In einem Raum ohne Teer (ohne Raucherzeuger) kann die Feuchte auch elektrisch berechnet werden. Eine kleine Box wird in der Kammer installiert und diese sendet der Steuerung die relative Feuchte als elektrisches Signal zurück. Die Steuerung muss dann nichts mehr selbst berechnen – die Kalibration ist schon vorgängig gemacht. Es muss kein Wasser aufgefüllt und auch keine Feuchtelappen gewechselt werden.

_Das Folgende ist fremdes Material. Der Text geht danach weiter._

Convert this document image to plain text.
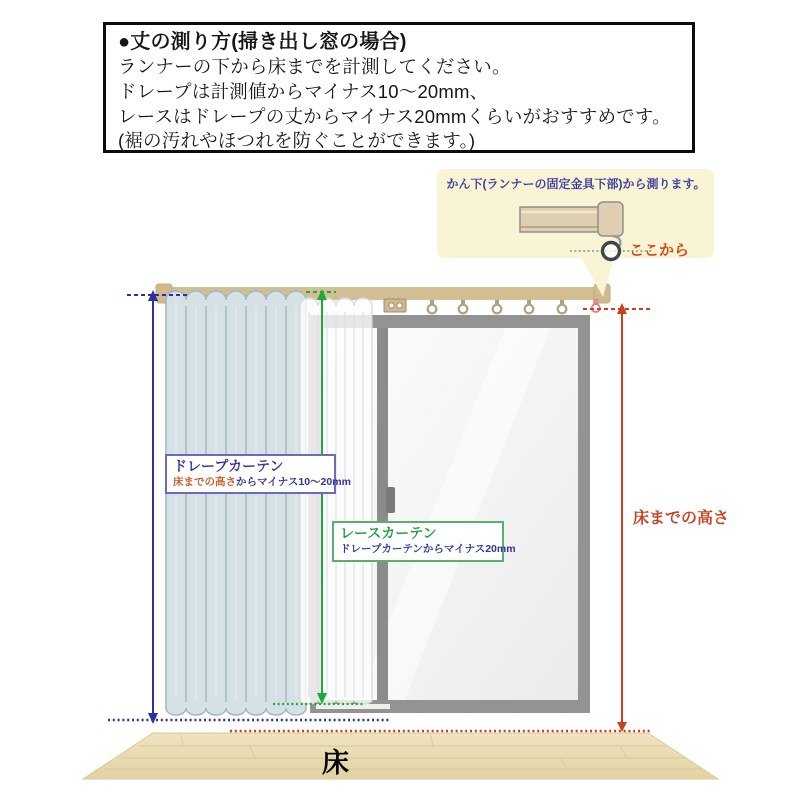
●丈の測り方(掃き出し窓の場合)
ランナーの下から床までを計測してください。
ドレープは計測値からマイナス10〜20mm、
レースはドレープの丈からマイナス20mmくらいがおすすめです。
(裾の汚れやほつれを防ぐことができます。)
かん下(ランナーの固定金具下部)から測ります。
ここから
ドレープカーテン
床までの高さからマイナス10〜20mm
レースカーテン
ドレープカーテンからマイナス20mm
床までの高さ
床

Elektronischer Temperatur- und Feuchtefühler

Trocknen

Trocknen ist der klassischste aller Schritte. Klappen für die Frischluft und Abluft sind offen, Luft wird in die Kammer gesogen. Die Luft geht um das Produkt und nimmt die Feuchte auf. Und dann wird durch die Abluft die Luft wieder abgetragen. Das Produkt wird stetig trockener.

Entfeuchten mit Klappen

Wenn das Produkt zu trocken ist, kann es sich verschliessen und nur noch schwer Feuchte abgeben. Deshalb lässt sich bei einem Trocknungsschritt eine Minimalfeuchte einstellen. Beispielsweise 40%. Sinkt die Feuchte auf unter 40% - dann schliessen Frisch- und Abluftklappe. Das Produkt bekommt keine neue, trockene Luft und kann selbst wieder Feuchte abgeben. Die Feuchte steigt automatisch wieder an, bis der gewählte Feuchtewert überschritten wird, dann öffnen die Klappen wieder. So kann die Feuchte optimal abgetragen werden.

Entfeuchten mit Kühlung

Im Kaltrauchbereich lässt sich die Feuchte auch mit einer Kühlung abtragen. Die Feuchte geht nicht über Frisch- und Abluftklappe weg, sondern zirkuliert zwischen Kühl- und Heizregister und Kammer. Ist die Feuchte zu hoch, wird die Kühlung eingeschaltet. Warme Luft kondensiert beim Weg durch die Kühlung und unterhalb der Kühlung läuft das Wasser ab. Das Produkt verliert an Feuchte – und Gewicht.

Entfeuchten mit Pausen

Ein Produkt, das ständig mit Luft behandelt wird, kann seine Oberfläche verschliessen und aussen trocken und innen noch ganz fleischig sein. Ist keine Möglichkeit zur genauen Feuchtemessung vorhanden, lässt sich mit Trocknen + Pause im Intervall auch eine Abtrocknung bis an den Kern des Produkts hinkriegen. Man trocknet die Ware ab und macht dann eine Pause. Während der Pause gibt es keine Heizung, keine Umluft und keine Kühlung. Die Klappen sind geschlossen. In der Pause erholt sich das Produkt und die Feuchte wird von innen nach aussen getragen.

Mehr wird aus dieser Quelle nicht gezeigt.